Es war der überragende Schwarzwert und die ausgezeichnete Detailzeichnung nahe schwarz.
Beides immens wichtig für Bildqualität und plastische Darstellung, und bis heute auch unerreicht.


----------



## ThomasHAFX (22. Juli 2013)

Das ist dann aber komisch wenn sich die Technik zurück entwickelt 

Gibts davon deutsche Reviews davon  ?


----------



## cap82 (23. Juli 2013)

Jo hier wurden 2 Pioneer Modelle mit den damaligen Konkurrenten verglichen: Man sieht schön den Unterschied, wobei das damalige Topmodell, der KRP 500a, einen abgrundtiefen Schwarzwert hatte...
http://www.grossbildspezialisten.de/seiten/neuigkeiten/news-aktuell/pioneer09.html

Man sieht auch sehr schön auf dem Blumenbild, wie wichtig dieser für eine perfekte Farbdarstellung und ein plastisches Bild ist.


----------



## Gast12308 (23. Juli 2013)

Naja, Unerreicht ist der Schwarzwert heutzutage nicht. 
Jeder Hersteller hat seine kleinen Tricks einen tiefen Schwarzwert zu erreichen aber das Problem dabei ist das oftmals die Details verschluckt werden. Sony ist da im LCD LED Bereich ganz gut (siehe Anhang) aber ein Plasma aus dem hause Panasonic ist da noch um einiges besser. Das sind halt die Vorteile dieser Technik aber es gibt halt auch Nachteile und die Pioneer Geräte waren echt schon top aber kaufen würde ich sie mir heute auch nicht mehr weil das P/L nicht mehr stimmt.


----------



## cap82 (23. Juli 2013)

Einen einzelnen TV abzulichten ist eher nicht so optimal, Stichwort ISO-Belichtung..
Es sei denn man hat Messwerte zum vergleichen.
Diese Schwarzwerte erreichen heute allenfalls Full-LED TV's mit Local Dimming, aber selbst da isses noch nicht so gleichmäßig, da ja die LED's grüßer als die Pixel sind.

Beim P/L-Verhältnis stimme ich dir bedingt zu, ich glaube jedoch nicht, dass ein 50 oder 60 Zöller von Pioneer heute noch soviel kosten würde wie damals, wenn man sich mal die Preisentwicklung dieser Zollgrößen anderer Hersteller seit Pioneers Ausstieg ansieht. 
Beweisen lässt sich das aber leider nicht.


----------



## Gast12308 (23. Juli 2013)

Ich hatte einige TVs hier (Philips,  Samsung, lg, Sharp) und der Sony lieferte den besten Schwarzwert ohne Details zu verschlucken (lcd led mit backlight) und sollte nur als ein Beispiel dienen.

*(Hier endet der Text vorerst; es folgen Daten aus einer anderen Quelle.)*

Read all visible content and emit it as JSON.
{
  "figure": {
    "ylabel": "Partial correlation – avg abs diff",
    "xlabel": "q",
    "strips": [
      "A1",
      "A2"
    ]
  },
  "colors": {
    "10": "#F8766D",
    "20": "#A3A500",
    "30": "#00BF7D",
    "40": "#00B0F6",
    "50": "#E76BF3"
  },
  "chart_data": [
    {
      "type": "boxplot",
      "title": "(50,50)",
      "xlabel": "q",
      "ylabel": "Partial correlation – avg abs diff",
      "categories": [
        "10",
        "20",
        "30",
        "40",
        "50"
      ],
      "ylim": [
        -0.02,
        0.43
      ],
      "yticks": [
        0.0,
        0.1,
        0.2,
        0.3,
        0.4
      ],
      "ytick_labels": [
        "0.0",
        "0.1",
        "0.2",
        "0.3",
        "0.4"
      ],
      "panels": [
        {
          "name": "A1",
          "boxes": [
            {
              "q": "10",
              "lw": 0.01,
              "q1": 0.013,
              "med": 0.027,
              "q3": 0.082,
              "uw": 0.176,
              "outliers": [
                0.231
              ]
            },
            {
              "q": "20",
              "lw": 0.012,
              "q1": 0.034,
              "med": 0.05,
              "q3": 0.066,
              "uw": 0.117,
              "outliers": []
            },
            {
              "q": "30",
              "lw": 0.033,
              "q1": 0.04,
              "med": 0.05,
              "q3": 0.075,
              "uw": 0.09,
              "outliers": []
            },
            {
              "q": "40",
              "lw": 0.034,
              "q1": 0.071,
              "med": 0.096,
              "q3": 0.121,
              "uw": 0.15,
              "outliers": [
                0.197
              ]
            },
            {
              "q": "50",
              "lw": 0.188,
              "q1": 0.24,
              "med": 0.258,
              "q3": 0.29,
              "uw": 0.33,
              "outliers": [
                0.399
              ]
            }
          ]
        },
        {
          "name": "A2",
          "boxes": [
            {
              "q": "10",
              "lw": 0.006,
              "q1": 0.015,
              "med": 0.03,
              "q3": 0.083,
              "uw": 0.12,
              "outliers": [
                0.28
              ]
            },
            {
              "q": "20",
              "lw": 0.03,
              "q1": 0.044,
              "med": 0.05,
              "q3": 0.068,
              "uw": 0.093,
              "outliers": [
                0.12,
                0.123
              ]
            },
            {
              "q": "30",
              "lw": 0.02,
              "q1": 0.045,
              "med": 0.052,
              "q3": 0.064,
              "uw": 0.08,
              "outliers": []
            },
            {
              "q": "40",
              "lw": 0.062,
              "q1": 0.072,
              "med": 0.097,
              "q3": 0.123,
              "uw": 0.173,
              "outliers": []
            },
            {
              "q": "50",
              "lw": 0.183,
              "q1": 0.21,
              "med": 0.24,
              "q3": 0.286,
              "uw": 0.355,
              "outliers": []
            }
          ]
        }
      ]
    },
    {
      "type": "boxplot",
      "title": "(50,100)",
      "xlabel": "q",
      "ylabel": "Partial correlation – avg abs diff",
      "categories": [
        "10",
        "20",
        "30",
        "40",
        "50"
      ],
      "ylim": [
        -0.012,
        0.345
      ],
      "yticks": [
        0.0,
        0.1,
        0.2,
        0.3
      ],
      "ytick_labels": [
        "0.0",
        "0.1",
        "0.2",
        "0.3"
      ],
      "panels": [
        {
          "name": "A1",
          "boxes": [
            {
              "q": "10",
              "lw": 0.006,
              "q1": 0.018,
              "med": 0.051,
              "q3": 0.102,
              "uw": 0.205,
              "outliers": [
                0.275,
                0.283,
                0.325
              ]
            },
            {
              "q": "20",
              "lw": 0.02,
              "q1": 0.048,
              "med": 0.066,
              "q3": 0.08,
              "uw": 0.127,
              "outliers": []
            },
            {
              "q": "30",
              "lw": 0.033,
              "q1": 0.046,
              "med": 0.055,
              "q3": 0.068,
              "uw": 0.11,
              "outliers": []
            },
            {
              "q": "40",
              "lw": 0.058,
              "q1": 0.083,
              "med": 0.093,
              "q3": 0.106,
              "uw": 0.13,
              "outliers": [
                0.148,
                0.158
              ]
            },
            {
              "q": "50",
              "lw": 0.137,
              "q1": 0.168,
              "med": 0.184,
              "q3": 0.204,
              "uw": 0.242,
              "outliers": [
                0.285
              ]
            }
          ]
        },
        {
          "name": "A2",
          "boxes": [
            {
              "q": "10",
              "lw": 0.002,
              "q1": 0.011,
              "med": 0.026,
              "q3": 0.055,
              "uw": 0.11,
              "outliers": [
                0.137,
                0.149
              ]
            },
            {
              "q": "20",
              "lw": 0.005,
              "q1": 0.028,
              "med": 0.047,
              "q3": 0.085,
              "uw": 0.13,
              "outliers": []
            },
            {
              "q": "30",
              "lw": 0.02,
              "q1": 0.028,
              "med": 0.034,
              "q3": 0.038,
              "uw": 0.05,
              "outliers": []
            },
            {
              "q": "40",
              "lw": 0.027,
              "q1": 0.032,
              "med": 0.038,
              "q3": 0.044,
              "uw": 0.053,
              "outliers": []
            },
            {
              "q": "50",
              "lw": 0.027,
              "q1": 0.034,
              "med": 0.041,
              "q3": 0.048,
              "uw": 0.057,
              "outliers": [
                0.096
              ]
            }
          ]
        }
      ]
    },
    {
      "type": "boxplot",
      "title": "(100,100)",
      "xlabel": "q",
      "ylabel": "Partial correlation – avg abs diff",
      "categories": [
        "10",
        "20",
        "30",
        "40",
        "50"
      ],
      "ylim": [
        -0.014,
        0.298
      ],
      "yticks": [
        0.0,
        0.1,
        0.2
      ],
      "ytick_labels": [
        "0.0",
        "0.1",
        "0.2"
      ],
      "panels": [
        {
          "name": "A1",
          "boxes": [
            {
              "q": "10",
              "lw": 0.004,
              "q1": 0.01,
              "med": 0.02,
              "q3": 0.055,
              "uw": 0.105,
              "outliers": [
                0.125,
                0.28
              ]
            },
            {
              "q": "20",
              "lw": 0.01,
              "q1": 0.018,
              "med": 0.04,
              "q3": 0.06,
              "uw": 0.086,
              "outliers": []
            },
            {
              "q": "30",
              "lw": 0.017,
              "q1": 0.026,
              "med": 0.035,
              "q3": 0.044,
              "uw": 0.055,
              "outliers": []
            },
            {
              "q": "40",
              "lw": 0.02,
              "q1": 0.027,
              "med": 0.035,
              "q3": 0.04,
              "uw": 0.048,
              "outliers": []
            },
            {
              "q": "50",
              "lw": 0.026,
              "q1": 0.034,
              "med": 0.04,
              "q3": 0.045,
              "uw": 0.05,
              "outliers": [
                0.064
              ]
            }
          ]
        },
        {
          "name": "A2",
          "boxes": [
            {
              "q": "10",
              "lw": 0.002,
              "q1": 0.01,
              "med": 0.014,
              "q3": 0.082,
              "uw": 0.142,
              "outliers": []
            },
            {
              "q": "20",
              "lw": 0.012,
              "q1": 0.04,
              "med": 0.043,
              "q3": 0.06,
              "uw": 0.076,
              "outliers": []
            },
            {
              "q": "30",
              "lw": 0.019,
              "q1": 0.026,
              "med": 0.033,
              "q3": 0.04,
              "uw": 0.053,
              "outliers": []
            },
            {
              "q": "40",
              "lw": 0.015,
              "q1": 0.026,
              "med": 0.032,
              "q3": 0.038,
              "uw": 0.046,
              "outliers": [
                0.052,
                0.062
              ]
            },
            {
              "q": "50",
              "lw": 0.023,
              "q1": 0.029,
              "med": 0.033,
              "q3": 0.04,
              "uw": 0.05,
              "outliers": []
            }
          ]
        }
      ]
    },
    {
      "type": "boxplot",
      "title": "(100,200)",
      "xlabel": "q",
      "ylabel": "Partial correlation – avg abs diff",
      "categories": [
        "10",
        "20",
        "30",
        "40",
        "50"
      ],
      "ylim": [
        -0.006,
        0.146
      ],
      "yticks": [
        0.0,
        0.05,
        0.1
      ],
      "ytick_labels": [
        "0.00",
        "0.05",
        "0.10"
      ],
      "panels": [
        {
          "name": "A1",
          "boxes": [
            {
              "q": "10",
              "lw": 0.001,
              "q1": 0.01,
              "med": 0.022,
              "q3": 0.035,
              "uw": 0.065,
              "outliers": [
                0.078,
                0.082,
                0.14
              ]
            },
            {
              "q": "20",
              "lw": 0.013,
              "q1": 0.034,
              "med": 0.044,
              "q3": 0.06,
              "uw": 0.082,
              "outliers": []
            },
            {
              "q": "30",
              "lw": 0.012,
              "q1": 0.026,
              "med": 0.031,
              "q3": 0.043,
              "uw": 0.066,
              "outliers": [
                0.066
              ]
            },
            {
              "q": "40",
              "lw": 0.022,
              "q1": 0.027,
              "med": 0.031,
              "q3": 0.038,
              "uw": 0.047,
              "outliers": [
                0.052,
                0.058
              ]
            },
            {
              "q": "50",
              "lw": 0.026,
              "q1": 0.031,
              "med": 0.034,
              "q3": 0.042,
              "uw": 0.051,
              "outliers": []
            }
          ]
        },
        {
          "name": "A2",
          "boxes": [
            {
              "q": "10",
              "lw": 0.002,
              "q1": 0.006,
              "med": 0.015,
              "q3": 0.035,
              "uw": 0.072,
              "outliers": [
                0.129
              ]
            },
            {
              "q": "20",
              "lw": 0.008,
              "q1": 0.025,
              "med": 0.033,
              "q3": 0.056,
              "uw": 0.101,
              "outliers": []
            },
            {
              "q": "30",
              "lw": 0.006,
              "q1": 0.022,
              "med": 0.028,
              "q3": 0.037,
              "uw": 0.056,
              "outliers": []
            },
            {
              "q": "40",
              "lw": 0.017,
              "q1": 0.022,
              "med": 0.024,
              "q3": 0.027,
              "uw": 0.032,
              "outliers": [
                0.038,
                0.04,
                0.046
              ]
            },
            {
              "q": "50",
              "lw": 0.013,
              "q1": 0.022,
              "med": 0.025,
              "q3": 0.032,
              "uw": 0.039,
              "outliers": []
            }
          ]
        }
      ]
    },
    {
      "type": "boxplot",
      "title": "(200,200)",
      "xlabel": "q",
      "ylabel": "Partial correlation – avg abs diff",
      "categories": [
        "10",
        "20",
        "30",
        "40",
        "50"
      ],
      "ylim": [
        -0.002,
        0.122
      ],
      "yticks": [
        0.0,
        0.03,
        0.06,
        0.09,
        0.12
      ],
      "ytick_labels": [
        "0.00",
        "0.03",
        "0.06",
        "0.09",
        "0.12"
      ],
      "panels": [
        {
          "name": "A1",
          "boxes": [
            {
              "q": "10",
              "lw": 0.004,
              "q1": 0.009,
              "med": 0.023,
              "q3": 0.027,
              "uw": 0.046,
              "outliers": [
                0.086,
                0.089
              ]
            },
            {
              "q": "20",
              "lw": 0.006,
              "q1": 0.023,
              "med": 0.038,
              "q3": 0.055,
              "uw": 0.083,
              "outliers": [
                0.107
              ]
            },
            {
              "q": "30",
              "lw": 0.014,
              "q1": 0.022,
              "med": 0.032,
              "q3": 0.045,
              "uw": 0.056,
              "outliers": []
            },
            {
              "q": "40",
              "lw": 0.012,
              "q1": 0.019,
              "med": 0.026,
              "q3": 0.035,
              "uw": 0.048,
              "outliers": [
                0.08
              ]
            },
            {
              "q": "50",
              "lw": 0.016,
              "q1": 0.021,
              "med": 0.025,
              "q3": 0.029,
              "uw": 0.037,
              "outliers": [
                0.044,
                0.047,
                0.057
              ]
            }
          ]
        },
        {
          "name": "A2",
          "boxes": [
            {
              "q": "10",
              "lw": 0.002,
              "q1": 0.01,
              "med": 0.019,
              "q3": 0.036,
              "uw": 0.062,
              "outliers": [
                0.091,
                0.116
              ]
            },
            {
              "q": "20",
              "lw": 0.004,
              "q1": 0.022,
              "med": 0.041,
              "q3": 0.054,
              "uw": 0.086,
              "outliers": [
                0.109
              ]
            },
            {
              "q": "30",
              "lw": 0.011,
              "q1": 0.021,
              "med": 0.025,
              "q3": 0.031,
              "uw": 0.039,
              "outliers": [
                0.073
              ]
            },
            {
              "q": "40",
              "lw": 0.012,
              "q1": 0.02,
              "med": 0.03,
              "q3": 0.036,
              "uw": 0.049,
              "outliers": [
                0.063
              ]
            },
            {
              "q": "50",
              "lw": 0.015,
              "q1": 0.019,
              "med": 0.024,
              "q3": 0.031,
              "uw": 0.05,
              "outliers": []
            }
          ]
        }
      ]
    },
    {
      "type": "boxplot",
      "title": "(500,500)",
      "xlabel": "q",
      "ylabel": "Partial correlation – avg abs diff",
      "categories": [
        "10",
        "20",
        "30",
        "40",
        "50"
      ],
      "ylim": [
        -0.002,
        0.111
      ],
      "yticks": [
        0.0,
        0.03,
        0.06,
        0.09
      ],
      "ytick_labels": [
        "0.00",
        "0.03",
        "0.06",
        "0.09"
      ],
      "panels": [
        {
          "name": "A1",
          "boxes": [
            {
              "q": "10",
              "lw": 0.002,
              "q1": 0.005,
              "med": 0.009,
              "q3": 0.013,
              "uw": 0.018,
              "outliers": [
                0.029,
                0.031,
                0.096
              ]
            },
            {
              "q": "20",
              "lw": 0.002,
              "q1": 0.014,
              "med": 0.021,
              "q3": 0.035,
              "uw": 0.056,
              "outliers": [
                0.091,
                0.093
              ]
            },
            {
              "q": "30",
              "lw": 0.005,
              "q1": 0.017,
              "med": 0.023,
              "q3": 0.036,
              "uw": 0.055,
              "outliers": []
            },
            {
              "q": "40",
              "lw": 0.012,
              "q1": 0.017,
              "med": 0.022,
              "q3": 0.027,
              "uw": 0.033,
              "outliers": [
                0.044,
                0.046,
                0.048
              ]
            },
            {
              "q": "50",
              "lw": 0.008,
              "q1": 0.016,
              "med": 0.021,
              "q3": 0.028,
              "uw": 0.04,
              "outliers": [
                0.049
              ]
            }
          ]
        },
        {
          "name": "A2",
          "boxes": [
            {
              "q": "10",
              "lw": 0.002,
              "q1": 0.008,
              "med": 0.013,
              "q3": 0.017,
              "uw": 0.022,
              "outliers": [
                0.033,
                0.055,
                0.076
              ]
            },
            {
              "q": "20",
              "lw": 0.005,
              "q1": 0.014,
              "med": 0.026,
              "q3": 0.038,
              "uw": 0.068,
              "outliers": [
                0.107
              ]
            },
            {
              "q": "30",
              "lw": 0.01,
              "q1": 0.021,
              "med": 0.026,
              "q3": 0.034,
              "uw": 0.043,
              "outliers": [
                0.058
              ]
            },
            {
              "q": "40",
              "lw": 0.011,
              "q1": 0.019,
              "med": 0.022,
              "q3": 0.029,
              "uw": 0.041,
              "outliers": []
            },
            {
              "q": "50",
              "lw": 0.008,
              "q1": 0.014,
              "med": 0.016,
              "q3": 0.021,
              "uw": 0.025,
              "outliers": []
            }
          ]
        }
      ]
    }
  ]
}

Alle tvs die ich hier hatte wurden mit Burosch Testbilder eingestellt und verglichen. 

Nun wurde der Sony fachgerecht mit Messgerät daheim gemessen und entsprechend eingestellt und der Unterschied ist enorm, nur leider kein günstiges Vergnügen. 
Ps: p/l bezog sich eher auf auf ein gebrauchtes (darum ging es doch die ganze zeit). Und der beste plasma tv nützt nichts wenn man diesen falsch einstellt

Nachtrag: Belichtungsprobleme wirst du immer haben, auch deine verlinkte Seite und dessen vergleichbilder auf die du dich berufst, wurde abgelichtet (mal davon ab das ich von grobi eh nichts halte)
----------------------------------------------------------------------------------------------------------------------------------------------------------------------------------------------------------------
Nachtrag die zweite: ich glaube du hast mich missverstanden worauf ich eigentlich hinaus wollte, daher füge ich diesen Nachtrag noch einmal hinzu:

Plasma hat Technik bedingt den besten Schwarzwert ABER diesen erreichst du nicht wenn du das gerät Falsch einstellst. Ich behaupte einfach mal das kaum einer sich einen Profi in die eigenen Vier Wände holt und alles Fachgerecht einstellen lässt?

Du hast oben folgendes geschrieben


> Es war der überragende Schwarzwert und die ausgezeichnete Detailzeichnung nahe schwarz.
> Beides immens wichtig für Bildqualität und plastische Darstellung, und bis heute auch unerreicht


Womit du nicht unrecht hast, allerdings trifft das nur zu wenn man diesen TV auch richtig einstellt und das wird kaum einer haben. Ich kenne einige die einen Panasonic Plasma der gehobenen Klasse besitzen und sind am schwärmen und sagen ständig das der Schwarzwert kein LCD LED TV erreicht aber wenn ich mir anschaue wie die ihr TV eingestellt haben kann, kann selbst ich mit meinem Ungeschulten Auge erkennen das mein Sony LCD einen besseren Schwarzwert liefert ohne Details zu verschlucken, weil dieser einfach vom Profi eingestellt wurde.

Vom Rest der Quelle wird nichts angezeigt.